Debout face à l’orage
Quand la poésie et la mémoire défient l’Histoire
Coup d’envoi de la rentrée littéraire 2025 avec un de mes très gros coups de cœur. Un livre référence pour l’écrivant que je suis. C’est simple : y a tout dedans! Tout ce que j’aime…
Trois temporalités se font écho, trois époques qui se tendent la main à travers les montagnes et les silences, dans une fresque romanesque où le fracas de l’Histoire se mêle au tumulte des destinées. Deux ans après Les mangeurs de nuit, Marie Charrel change de décor et nous entraîne dans l’Albanie des années sombres, lorsque le régime d’Enver Hoxha étend sa férule jusque dans les villages les plus reculés.
« Nous y sommes presque. Mon village se mérite. Il est si beau que mes aïeux ont choisi de ne pas lui donner de nom. Ce qui ne peut pas être nommé ne peut pas être trouvé : cela a quelques avantages. »
Portraits de femmes indomptables
Au coeur de son deuil, Sarah reçoit un double héritage : une maison perdue dans la montagne, et un nom à retrouver. Elora. Sa quête la mène jusqu’à un village oublié, où la mémoire de cette femme semble effacée depuis longtemps. À travers les voix croisées, le roman dévoile une Albanie meurtrie, où le régime communiste perpétue des lois antiques, comme la vengeance du sang, et enferme les femmes dans un destin imposé.
Elora, « fille de feu » du village, refuse de plier. Autour d’elle gravitent des figures lumineuses, dont Dritan, berger et collectionneur de poèmes, qui nourrit ses rêves d’émancipation. Les choix d’Elora et de Sarah se font écho, portés par une même tempête intérieure : celle qui pousse à briser le carcan de la fatalité.
« le coucher de soleil lance ses filets cuivrés sur la forêt. le vent vespéral, frais pour la saison, mord ses pommettes et la convainc de rentrer. En quelques minutes, la nuit déferle depuis la cime des montagnes et avale le plateau telle une vague avide, tossant contre les portes et les volets, engloutissant les arbres et ses créatures pour les soumettre au règne de l’obscurité. »
La nature omniprésente
Chaque souffle de vent, chaque événement climatique, chaque ombre portée par la montagne devient personnage. La nature n’est pas seulement un décor : elle est témoin et complice, refuge et menace. Elle imprime aux destins son rythme implacable, mêlant beauté et rudesse. Comme l’explique Dritan : « Je n’ai que deux maitres, la montagne et le ciel, car eux seuls sont source d’émerveillement. Ici, j’oublie les lumières factices de la ville qui entretiennent un désir jamais comblé. J’appartiens à ceux d’en haut : nous sommes faits d’orage, de pluie et de vent. »

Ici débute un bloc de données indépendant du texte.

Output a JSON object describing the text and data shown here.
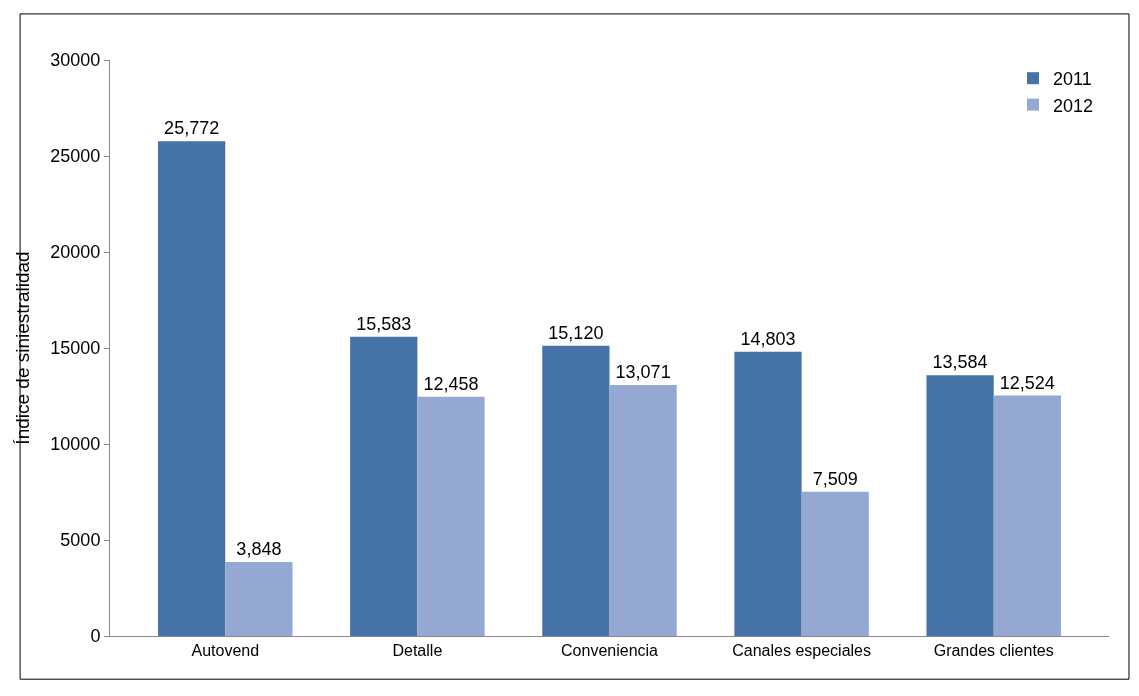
{
  "chart_data": {
    "type": "bar",
    "ylabel": "Índice de siniestralidad",
    "categories": [
      "Autovend",
      "Detalle",
      "Conveniencia",
      "Canales especiales",
      "Grandes clientes"
    ],
    "series": [
      {
        "name": "2011",
        "color": "#4572a7",
        "values": [
          25772,
          15583,
          15120,
          14803,
          13584
        ],
        "value_labels": [
          "25,772",
          "15,583",
          "15,120",
          "14,803",
          "13,584"
        ]
      },
      {
        "name": "2012",
        "color": "#95a8d1",
        "values": [
          3848,
          12458,
          13071,
          7509,
          12524
        ],
        "value_labels": [
          "3,848",
          "12,458",
          "13,071",
          "7,509",
          "12,524"
        ]
      }
    ],
    "ylim": [
      0,
      30000
    ],
    "yticks": [
      0,
      5000,
      10000,
      15000,
      20000,
      25000,
      30000
    ],
    "legend": "top right"
  }
}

« Les mots ont un pouvoir que les hommes n’ont pas : ils résistent. Au temps, aux disparitions. Ils survivent à ceux qui les liront demain. Ils savent se terrer des années dans une bibliothèque oubliée avant de ressurgir à la lumière. Ils offrent à ceux qui les reçoivent l’émoi d’un amour perdu. »
La littérature comme acte de résistance
La plume de Marie Charrel emporte le lecteur jusqu’aux confins de ces montagnes où la mémoire ne meurt jamais. Elle est ample et précise, documentée et vibrante. Elle entremêle époques, paysages et voix pour brosser le portrait d’héroïnes qui traversent les tempêtes avec le verbe pour arme et la poésie pour abri. Car ici, la poésie est tout : « la lumière céleste guidant les âmes », « la liberté du coeur et de l’esprit ».
Ce roman dit la force des femmes, la fidélité des mots, la nécessité de croire encore que l’art peut changer le monde. Car « la liberté se résume à un mot : choisir ».
Nous sommes faits d’orage est une œuvre habitée, engagée, lumineuse. Il touche celles et ceux qui refusent que le passé écrive leur destin et qui savent que, même dans la nuit, une voix peut se lever pour dire la fraternité.
Poésie mon amour, nature mon refuge, combat et volonté par les mots… Un roman qui laisse en mémoire le bruit du vent sur les cimes et la voix de ses personnages, debout face à l’orage.
Nous sommes faits d’orage paraît mercredi 20 août aux éditions Les Léonides.



Avec les avis d’Aude et toi, impossible de ne pas tenter cette aventure !
La poésie, la nature, la beauté magistrale de ce texte… Un très gros coup de coeur.